Paketversionen zentral verwalten mit Directory.Packages.props
- Matt
In einer Projektmappe mit fünfzehn Projekten steht dieselbe Paketreferenz an fünfzehn Stellen, und nach ein paar Monaten in drei verschiedenen Versionen. Meistens fällt das erst auf, wenn zur Laufzeit eine Methode fehlt, die es in der einen Version gibt und in der anderen nicht.

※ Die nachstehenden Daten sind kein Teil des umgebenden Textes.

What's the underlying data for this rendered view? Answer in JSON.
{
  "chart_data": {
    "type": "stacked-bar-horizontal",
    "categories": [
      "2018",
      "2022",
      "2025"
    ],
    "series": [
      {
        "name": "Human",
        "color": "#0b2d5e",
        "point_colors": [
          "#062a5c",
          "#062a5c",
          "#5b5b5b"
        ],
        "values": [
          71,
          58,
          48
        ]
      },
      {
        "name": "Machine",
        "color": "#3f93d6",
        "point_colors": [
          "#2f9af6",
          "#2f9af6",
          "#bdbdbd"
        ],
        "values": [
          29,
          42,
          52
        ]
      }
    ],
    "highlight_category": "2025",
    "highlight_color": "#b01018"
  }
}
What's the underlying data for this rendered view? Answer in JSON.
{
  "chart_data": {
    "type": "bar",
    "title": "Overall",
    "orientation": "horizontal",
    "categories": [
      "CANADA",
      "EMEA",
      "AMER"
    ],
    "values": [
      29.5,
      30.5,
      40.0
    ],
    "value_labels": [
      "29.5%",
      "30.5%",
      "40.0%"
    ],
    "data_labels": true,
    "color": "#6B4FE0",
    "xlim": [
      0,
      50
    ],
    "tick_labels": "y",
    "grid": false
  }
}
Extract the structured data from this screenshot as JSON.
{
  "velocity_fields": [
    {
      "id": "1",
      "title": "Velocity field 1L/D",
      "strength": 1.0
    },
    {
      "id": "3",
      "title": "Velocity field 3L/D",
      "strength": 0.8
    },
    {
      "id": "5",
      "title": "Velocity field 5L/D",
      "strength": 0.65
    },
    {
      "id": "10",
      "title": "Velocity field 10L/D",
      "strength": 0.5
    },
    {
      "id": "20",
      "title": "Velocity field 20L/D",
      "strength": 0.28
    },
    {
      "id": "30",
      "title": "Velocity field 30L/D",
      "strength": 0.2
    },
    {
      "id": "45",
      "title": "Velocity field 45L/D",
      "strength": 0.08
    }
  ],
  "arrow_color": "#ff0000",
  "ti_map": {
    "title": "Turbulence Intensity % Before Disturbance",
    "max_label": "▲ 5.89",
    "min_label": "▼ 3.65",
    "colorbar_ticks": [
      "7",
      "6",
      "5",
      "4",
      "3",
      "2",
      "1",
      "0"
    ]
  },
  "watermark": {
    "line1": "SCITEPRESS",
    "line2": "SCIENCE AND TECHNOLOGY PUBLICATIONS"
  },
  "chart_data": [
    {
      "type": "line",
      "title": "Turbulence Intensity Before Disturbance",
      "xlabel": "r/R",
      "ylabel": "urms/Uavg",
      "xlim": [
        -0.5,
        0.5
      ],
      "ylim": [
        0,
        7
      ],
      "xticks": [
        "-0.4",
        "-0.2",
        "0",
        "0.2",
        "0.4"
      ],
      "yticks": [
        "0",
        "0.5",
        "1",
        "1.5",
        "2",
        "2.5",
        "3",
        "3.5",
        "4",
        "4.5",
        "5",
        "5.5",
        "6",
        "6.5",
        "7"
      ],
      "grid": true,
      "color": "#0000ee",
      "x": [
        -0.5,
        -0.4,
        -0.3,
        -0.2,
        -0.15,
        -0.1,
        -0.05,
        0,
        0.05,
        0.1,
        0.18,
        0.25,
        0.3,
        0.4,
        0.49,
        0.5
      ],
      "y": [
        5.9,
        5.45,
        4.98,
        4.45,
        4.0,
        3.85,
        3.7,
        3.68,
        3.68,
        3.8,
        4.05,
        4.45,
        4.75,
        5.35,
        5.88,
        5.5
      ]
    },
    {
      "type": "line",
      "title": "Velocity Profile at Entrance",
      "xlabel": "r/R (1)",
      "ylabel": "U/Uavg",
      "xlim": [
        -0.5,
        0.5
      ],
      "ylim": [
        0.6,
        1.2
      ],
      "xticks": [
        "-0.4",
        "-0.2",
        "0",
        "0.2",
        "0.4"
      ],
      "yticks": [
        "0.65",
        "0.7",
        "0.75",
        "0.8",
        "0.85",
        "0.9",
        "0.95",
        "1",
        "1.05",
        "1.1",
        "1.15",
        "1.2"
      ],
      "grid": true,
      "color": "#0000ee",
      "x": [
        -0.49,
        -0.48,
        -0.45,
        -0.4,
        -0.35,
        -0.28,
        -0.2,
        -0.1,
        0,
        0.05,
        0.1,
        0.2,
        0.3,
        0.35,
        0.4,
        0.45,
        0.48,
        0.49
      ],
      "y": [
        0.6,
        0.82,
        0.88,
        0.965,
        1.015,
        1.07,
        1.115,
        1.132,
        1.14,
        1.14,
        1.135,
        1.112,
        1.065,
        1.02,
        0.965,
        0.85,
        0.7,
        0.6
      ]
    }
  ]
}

Dagegen gibt es Central Package Management. Die Versionen wandern in eine einzige Datei, die Projektdateien nennen nur noch die Paketnamen.
Einrichten
Neben die Solution-Datei kommt eine Directory.Packages.props:
<Project>
<PropertyGroup>
<ManagePackageVersionsCentrally>true</ManagePackageVersionsCentrally>
</PropertyGroup>
<ItemGroup>
<PackageVersion Include="Serilog" Version="4.2.0" />
<PackageVersion Include="Serilog.Sinks.Console" Version="6.0.0" />
<PackageVersion Include="FluentValidation" Version="11.11.0" />
</ItemGroup>
</Project>
In den .csproj-Dateien entfällt das Version-Attribut ersatzlos:
<ItemGroup>
<PackageReference Include="Serilog" />
<PackageReference Include="FluentValidation" />
</ItemGroup>
Bleibt irgendwo eine Version stehen, bricht der Build mit NU1008 ab. Das ist unbequem, aber genau der Sinn der Sache: Es gibt nur noch eine Stelle, an der Versionen stehen.
Ausnahmen
Manchmal braucht genau ein Projekt eine andere Version, etwa weil ein Altsystem an einer alten API hängt. Dafür gibt es VersionOverride:
<PackageReference Include="Serilog" VersionOverride="3.1.1" />
Das ist absichtlich sperrig formuliert. Man sieht beim Lesen der Projektdatei sofort, dass hier jemand ausgeschert ist, und kann nach dem Warum fragen.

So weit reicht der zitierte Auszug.